Calculating the difference between control and experiment in our warehouse

Hello! We have performed an experiment at our warehouse on the rate at which we can fill boxes with goods, where we apply a new algorithm to some of our box-filling-lanes, and we want to see if we can find a statistical improvement in that rate with our new algorithm. We’re three data-scientists following the Statistical Rethinking course, and we’re trying to apply what we’re learning, using pymc.

The experiment
We have two box-filling-lanes. For one week, we recorded the time required to fill each box in each lane, using an old algorithm. For the second week, we changed the algorithm on one lane.

We want to avoid the following two biases:

  • Box-filling rate might be faster/slower on the second week than the first week
  • The people working on one lane might be faster/slower than on the other lane

The model
The data consists of over 200_000 filled boxes, each with 0/1 for is_experiment, 0/1 for which week number, and a time_norm, which is a standardised (subtract mean, divide by std) amount of time required to fill each box.

We’ve tried to construct a hierarchical model where we try to fit a model to the data, and also calculate the difference between week 1 and 0 for both lanes, and then use that difference to calculate the difference between experiment and non-experiment. I do the latter using a Deterministic “distribution” in order to track of it in the model.

The following solution seems to work, but it works without us really knowing why it does so, and we’re trying to understand if it is correct. (I realise now that I should try with some dummy data as well where I know the answer beforehand).

with pm.Model(coords={"is_experiment": [0, 1], "week_nr": [0, 1]}) as model:
    mu_time = pm.Normal(
        "mu_time", mu=0, sigma=0.2, dims=("is_experiment", "week_nr"),
    time_norm = pm.Normal(
        "time_norm", mu=mu_time[is_experiment_data, week_nr], sigma=0.1, observed=picking_times, 

    diff_weeks = pm.Deterministic("diff_between_weeks", mu_time[:, 1] - mu_time[:, 0])
    diff_experiment = pm.Deterministic("diff_between_experiment_control", diff_weeks[1] - diff_weeks[0])
    trace = pm.sample(draws=1000)


There are two main points of confusion:

  1. Why are we using two Normal distributions, when it feels like one should suffice.

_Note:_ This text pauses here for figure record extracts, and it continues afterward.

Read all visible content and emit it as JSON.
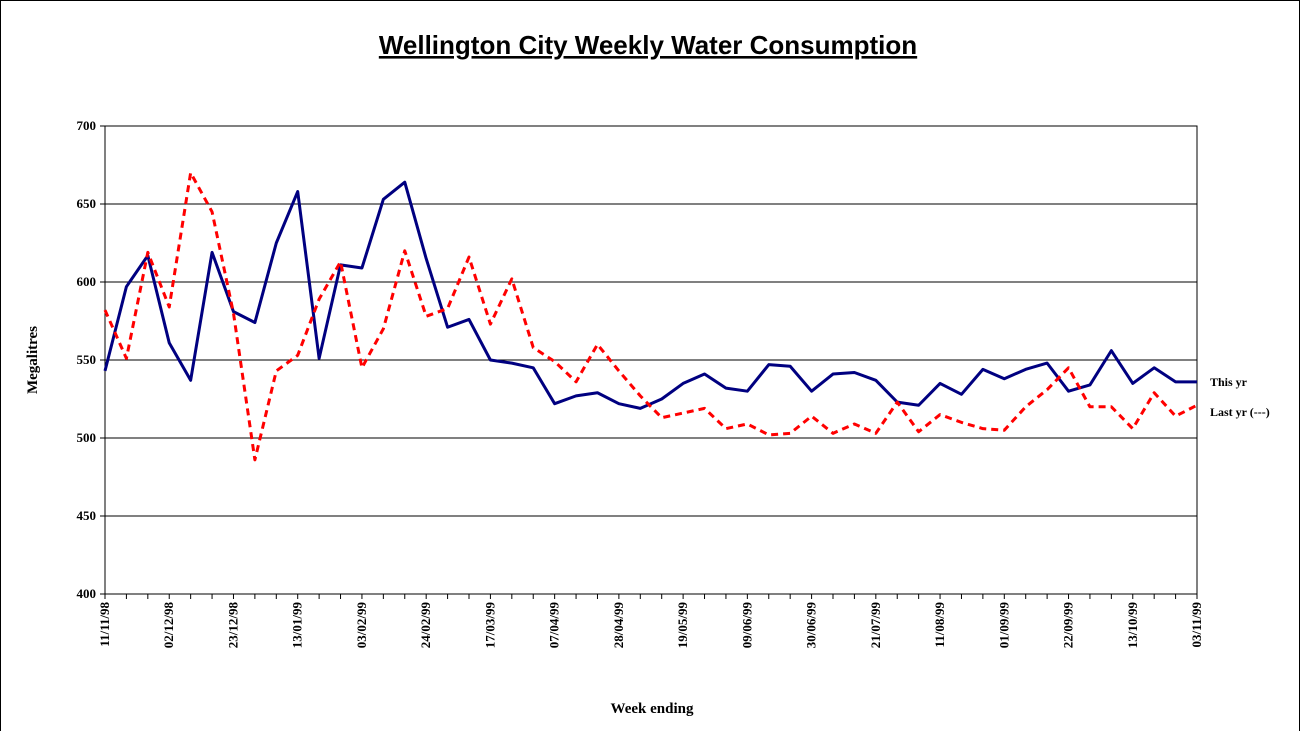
{
  "chart_data": {
    "type": "line",
    "title": "Wellington City Weekly Water Consumption",
    "x_label": "Week ending",
    "y_label": "Megalitres",
    "categories": [
      "11/11/98",
      null,
      null,
      "02/12/98",
      null,
      null,
      "23/12/98",
      null,
      null,
      "13/01/99",
      null,
      null,
      "03/02/99",
      null,
      null,
      "24/02/99",
      null,
      null,
      "17/03/99",
      null,
      null,
      "07/04/99",
      null,
      null,
      "28/04/99",
      null,
      null,
      "19/05/99",
      null,
      null,
      "09/06/99",
      null,
      null,
      "30/06/99",
      null,
      null,
      "21/07/99",
      null,
      null,
      "11/08/99",
      null,
      null,
      "01/09/99",
      null,
      null,
      "22/09/99",
      null,
      null,
      "13/10/99",
      null,
      null,
      "03/11/99"
    ],
    "series": [
      {
        "name": "This yr",
        "color": "#000080",
        "dashed": false,
        "values": [
          543,
          597,
          617,
          561,
          537,
          619,
          581,
          574,
          625,
          658,
          551,
          611,
          609,
          653,
          664,
          615,
          571,
          576,
          550,
          548,
          545,
          522,
          527,
          529,
          522,
          519,
          525,
          535,
          541,
          532,
          530,
          547,
          546,
          530,
          541,
          542,
          537,
          523,
          521,
          535,
          528,
          544,
          538,
          544,
          548,
          530,
          534,
          556,
          535,
          545,
          536,
          536
        ]
      },
      {
        "name": "Last yr (---)",
        "color": "#ff0000",
        "dashed": true,
        "values": [
          582,
          551,
          619,
          584,
          670,
          645,
          580,
          486,
          543,
          553,
          589,
          613,
          545,
          570,
          620,
          578,
          583,
          616,
          573,
          602,
          558,
          549,
          536,
          560,
          543,
          527,
          513,
          516,
          519,
          506,
          509,
          502,
          503,
          514,
          503,
          509,
          503,
          523,
          504,
          515,
          510,
          506,
          505,
          520,
          531,
          545,
          520,
          520,
          506,
          529,
          514,
          521
        ]
      }
    ],
    "ylim": [
      400,
      700
    ],
    "yticks": [
      400,
      450,
      500,
      550,
      600,
      650,
      700
    ],
    "grid": true
  }
}
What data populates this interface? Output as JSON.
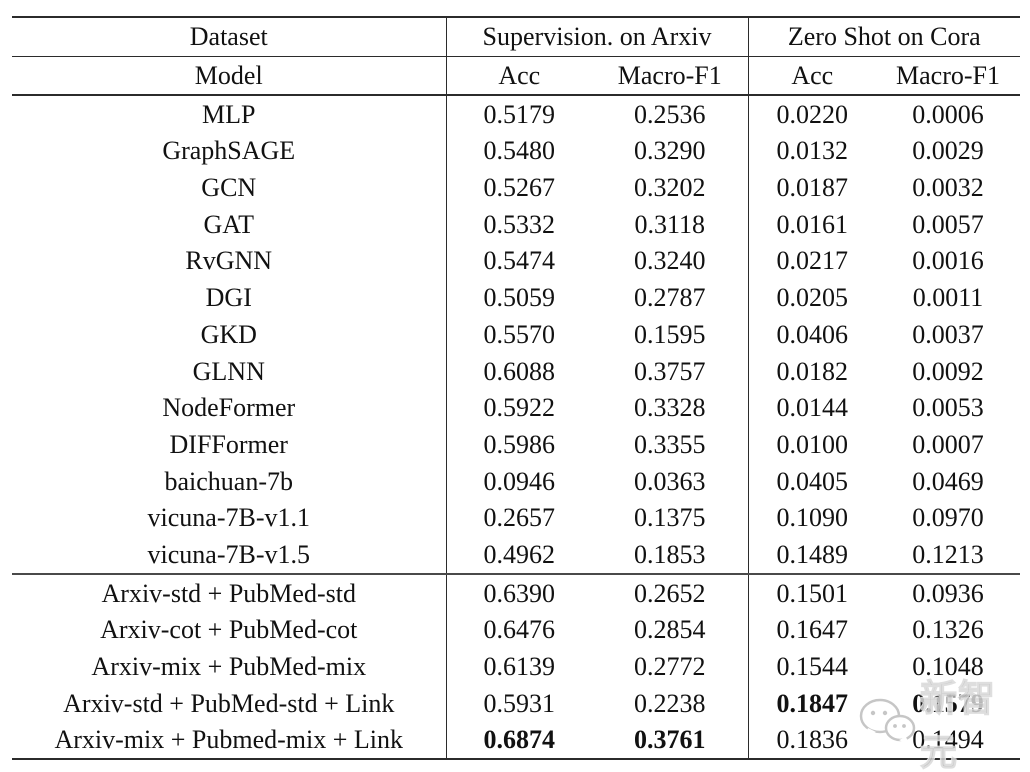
{
  "table": {
    "header_row1": {
      "dataset": "Dataset",
      "arxiv_group": "Supervision. on Arxiv",
      "cora_group": "Zero Shot on Cora"
    },
    "header_row2": {
      "model": "Model",
      "arxiv_acc": "Acc",
      "arxiv_f1": "Macro-F1",
      "cora_acc": "Acc",
      "cora_f1": "Macro-F1"
    },
    "baseline_rows": [
      {
        "model": "MLP",
        "values": [
          "0.5179",
          "0.2536",
          "0.0220",
          "0.0006"
        ],
        "bold": [
          false,
          false,
          false,
          false
        ]
      },
      {
        "model": "GraphSAGE",
        "values": [
          "0.5480",
          "0.3290",
          "0.0132",
          "0.0029"
        ],
        "bold": [
          false,
          false,
          false,
          false
        ]
      },
      {
        "model": "GCN",
        "values": [
          "0.5267",
          "0.3202",
          "0.0187",
          "0.0032"
        ],
        "bold": [
          false,
          false,
          false,
          false
        ]
      },
      {
        "model": "GAT",
        "values": [
          "0.5332",
          "0.3118",
          "0.0161",
          "0.0057"
        ],
        "bold": [
          false,
          false,
          false,
          false
        ]
      },
      {
        "model": "RvGNN",
        "values": [
          "0.5474",
          "0.3240",
          "0.0217",
          "0.0016"
        ],
        "bold": [
          false,
          false,
          false,
          false
        ]
      },
      {
        "model": "DGI",
        "values": [
          "0.5059",
          "0.2787",
          "0.0205",
          "0.0011"
        ],
        "bold": [
          false,
          false,
          false,
          false
        ]
      },
      {
        "model": "GKD",
        "values": [
          "0.5570",
          "0.1595",
          "0.0406",
          "0.0037"
        ],
        "bold": [
          false,
          false,
          false,
          false
        ]
      },
      {
        "model": "GLNN",
        "values": [
          "0.6088",
          "0.3757",
          "0.0182",
          "0.0092"
        ],
        "bold": [
          false,
          false,
          false,
          false
        ]
      },
      {
        "model": "NodeFormer",
        "values": [
          "0.5922",
          "0.3328",
          "0.0144",
          "0.0053"
        ],
        "bold": [
          false,
          false,
          false,
          false
        ]
      },
      {
        "model": "DIFFormer",
        "values": [
          "0.5986",
          "0.3355",
          "0.0100",
          "0.0007"
        ],
        "bold": [
          false,
          false,
          false,
          false
        ]
      },
      {
        "model": "baichuan-7b",
        "values": [
          "0.0946",
          "0.0363",
          "0.0405",
          "0.0469"
        ],
        "bold": [
          false,
          false,
          false,
          false
        ]
      },
      {
        "model": "vicuna-7B-v1.1",
        "values": [
          "0.2657",
          "0.1375",
          "0.1090",
          "0.0970"
        ],
        "bold": [
          false,
          false,
          false,
          false
        ]
      },
      {
        "model": "vicuna-7B-v1.5",
        "values": [
          "0.4962",
          "0.1853",
          "0.1489",
          "0.1213"
        ],
        "bold": [
          false,
          false,
          false,
          false
        ]
      }
    ],
    "finetuned_rows": [
      {
        "model": "Arxiv-std + PubMed-std",
        "values": [
          "0.6390",
          "0.2652",
          "0.1501",
          "0.0936"
        ],
        "bold": [
          false,
          false,
          false,
          false
        ]
      },
      {
        "model": "Arxiv-cot + PubMed-cot",
        "values": [
          "0.6476",
          "0.2854",
          "0.1647",
          "0.1326"
        ],
        "bold": [
          false,
          false,
          false,
          false
        ]
      },
      {
        "model": "Arxiv-mix + PubMed-mix",
        "values": [
          "0.6139",
          "0.2772",
          "0.1544",
          "0.1048"
        ],
        "bold": [
          false,
          false,
          false,
          false
        ]
      },
      {
        "model": "Arxiv-std + PubMed-std + Link",
        "values": [
          "0.5931",
          "0.2238",
          "0.1847",
          "0.1579"
        ],
        "bold": [
          false,
          false,
          true,
          true
        ]
      },
      {
        "model": "Arxiv-mix + Pubmed-mix + Link",
        "values": [
          "0.6874",
          "0.3761",
          "0.1836",
          "0.1494"
        ],
        "bold": [
          true,
          true,
          false,
          false
        ]
      }
    ]
  },
  "watermark": {
    "text": "新智元",
    "icon": "chat-bubbles-icon"
  },
  "colors": {
    "text": "#111111",
    "rule": "#2b2b2b",
    "watermark_gray": "#b9b9b9",
    "background": "#ffffff"
  }
}
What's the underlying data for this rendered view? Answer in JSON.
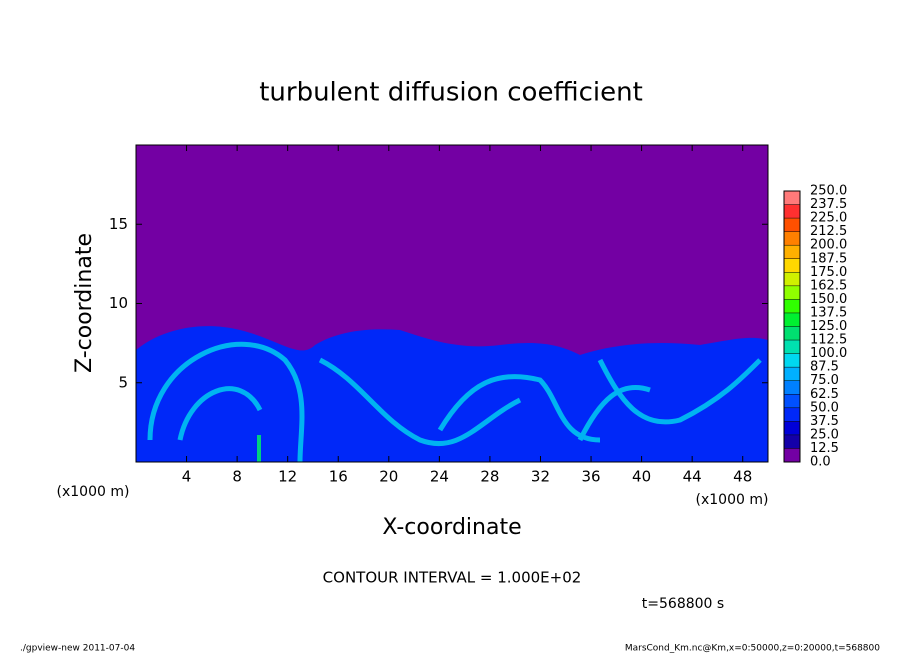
{
  "chart_data": {
    "type": "contour",
    "title": "turbulent diffusion coefficient",
    "xlabel": "X-coordinate",
    "ylabel": "Z-coordinate",
    "x_unit": "(x1000 m)",
    "y_unit": "(x1000 m)",
    "xlim": [
      0,
      50
    ],
    "xticks": [
      4,
      8,
      12,
      16,
      20,
      24,
      28,
      32,
      36,
      40,
      44,
      48
    ],
    "ylim": [
      0,
      20
    ],
    "yticks": [
      5,
      10,
      15
    ],
    "levels": [
      {
        "value": 0,
        "label": "0.0"
      },
      12.5,
      {
        "value": 25,
        "label": "25.0"
      },
      37.5,
      {
        "value": 50,
        "label": "50.0"
      },
      62.5,
      {
        "value": 75,
        "label": "75.0"
      },
      87.5,
      {
        "value": 100,
        "label": "100.0"
      },
      112.5,
      {
        "value": 125,
        "label": "125.0"
      },
      137.5,
      {
        "value": 150,
        "label": "150.0"
      },
      162.5,
      {
        "value": 175,
        "label": "175.0"
      },
      187.5,
      {
        "value": 200,
        "label": "200.0"
      },
      212.5,
      {
        "value": 225,
        "label": "225.0"
      },
      237.5,
      {
        "value": 250,
        "label": "250.0"
      }
    ],
    "colors": [
      "#7300a3",
      "#1400a8",
      "#0000d8",
      "#0028f8",
      "#0050ff",
      "#0080ff",
      "#00b0ff",
      "#00d8f0",
      "#00e0b0",
      "#00e070",
      "#00f030",
      "#30ff00",
      "#90ff00",
      "#d0f000",
      "#ffd800",
      "#ffb000",
      "#ff8000",
      "#ff5000",
      "#ff3030",
      "#ff7a7a"
    ],
    "contour_interval": "CONTOUR INTERVAL = 1.000E+02",
    "time_label": "t=568800 s",
    "footer_left": "./gpview-new   2011-07-04",
    "footer_right": "MarsCond_Km.nc@Km,x=0:50000,z=0:20000,t=568800"
  }
}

When we try to only use one, then we don’t know how to implement the indexing (mu_time[is_experiment_data, week_nr]). I think the answer is something like “the second Normal is the likelihood when fitting the data, and the first one describes the mean and sigma of the parameter itself”, but I don’t have an intuitive sense for this.
  2. We are using mu_time in our Deterministic code. I felt like I should have been using time_norm, but if I do so, then I get a shape error, since time_norm is one-dimensional, and we would be indexing it using e.g. [:, 1]

The following is the result of fitting the model, and seems sensible enough (slight reduction in box-filling-time with the new algorithm).